Je suis qui je suis
Publié le 13 Septembre 2009
Photo, empruntée ici. Agustina Bessa Luis :
"Je ne me prends pas trop au sérieux.
C'est la meilleure façon de vivre.
Celui qui se prend trop au sérieux se retrouve toujours
dans une position d'infériorité face à la vie."
***
- Oui, j'ai bien aimé.
- Ah bon ? t'as bien aimé ?
- C'est toujours comme ça le rythme de ses films, je savais.
- Tu t'es laissé prendre ?!...
- A la fin moins qu'au début, mais oui...
Vous l'avez naturellement deviné, c'est du dernier film de Manoel de Oliveira dont il était question. Devant Le latina, un soir de la semaine passée.
Il vient d'adapter, comme à l'accoutumée (rappelez-vous La princesse de Clèves... : La lettre), une oeuvre littéraire, un grand nom de la littérature portugaise, presque toujours. Cette fois-ci il s'agissait de Eça de Queiros (mais au Portugal, quand on aime on ne dit plus le nom de famille, qu'il s'agisse d'une femme ou d'un homme, on dit "Eça", comme on dirait "Arthur" pour Rimbaud, sauf que ça ne marche pas pour Pessoa, ou Camões, ou Garrett, ou Torga... ou Saramago, ou Lobo Antunes, là, pas de Fernando, de Luis, d'Almeida ou de Miguel, de José, ou d'Antonio qui tienne... compliqué, finalement, cette histoire de prénoms : on le fait seulement pour ceux qui en ont un hors du commun).
Une nouvelle, avant d'être un film : Singularités d'une jeune fille blonde.
Au début du film (car je n'ai pas lu la nouvelle), ça m'a fait penser à celui (trait pour trait : la fenêtre, l'homme fasciné, la blondeur de la fille, le magasin de tissus... à croire qu'Eça l'avait lu avant...) de La maison du Chat-qui-pelote, vous savez.... la nouvelle de Balzac, celle qui ouvre La Comédie humaine.
Eça était féru de littérature française et on a souvent dit de lui qu'il imitait Zola, son réalisme, mais Zola est naturaliste plus que réaliste... Moi, je le rapprocherais plus de Balzac, dans son côté "père du réalisme"... et sa fascination pour la bourgeoisie. Cette intrigue, en tout cas, me semble hautement balzacienne, ou peut-être, par la chute, non sans lien avec Flaubert (qu'il admirait beaucoup) et L'éducation sentimentale.
Vous n'y verrez pas décrit le Paris de la rue Saint Denis, en 1811 et les bourgeois qui y vivent du commerce textile (la famille de Balzac).
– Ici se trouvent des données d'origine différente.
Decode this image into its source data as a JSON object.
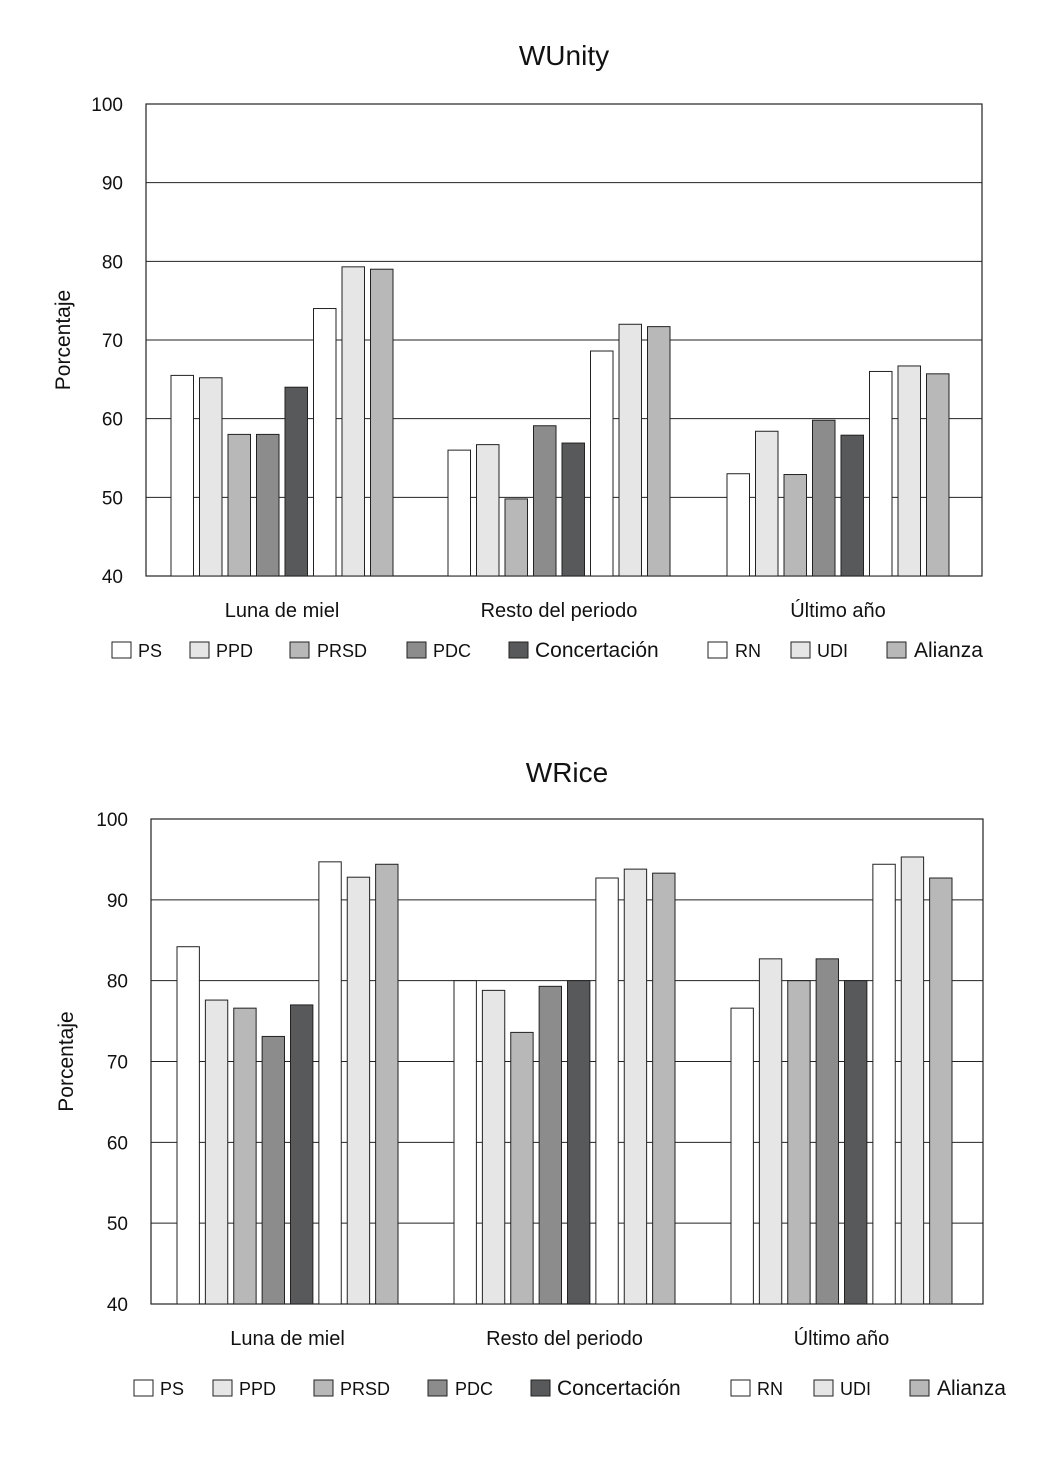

Non, c'est de Lisbonne dont Eça nous parle ici.
Lui qui sera Consul du Portugal en France, à partir de 1886, et mourra dans sa maison de Neuilly, le 16 août 1900, a toujours admiré la culture française.
N'oublions pas, tout de même, qu'il s'agit de l'un des plus grands écrivains de langue portugaise (je le rapprocherais d'un Machado de Assis, brésilien, lisez les sublimes Mémoires posthumes de Bràs Cubas ! publiées en 1880). Et je ne vais pas vous faire la blague de vous affirmer qu'il était un écrivain femme... (comme, dans mon précédent billet, je l'avais soutenu de Pessoa et de Rimbaud). Allez le lire et vous verrez.
Mais... je voulais vous parler, avant toute chose (pour vous convaincre qu'une grande écrivaine est de la même trempe qu'un grand écrivain...) de celle qui, pour nous Portugais, est une fierté.
Elle qui a été une grande inspiratrice de Manoel de Oliveira. Elle qui comme lui est originaire de Porto, elle qui est une grande dame de la littérature portugaise : Agustina Bessa Luis. Mais on dit "Agustina".
Sa trilogie : Le principe de l'incertitude, dont Bijou de famille (2001), L'âme des riches (2002), et Les espaces en blanc (2003) est une référence, pour Manoel de Oliveira mais aussi pour tout le monde de la lusophonie.
"Eu sou quem sou" / "Je suis qui je suis", c'est l'admirable expression d'une transcendance éternelle à l'ombre de laquelle la femme se protège. Ils sont nombreux les noms de la femme, mais elle se réserve à elle-même un symbole plus intime que personne ne connaît"
in. couverture de L'âme des riches (traduction (c) Luciamel).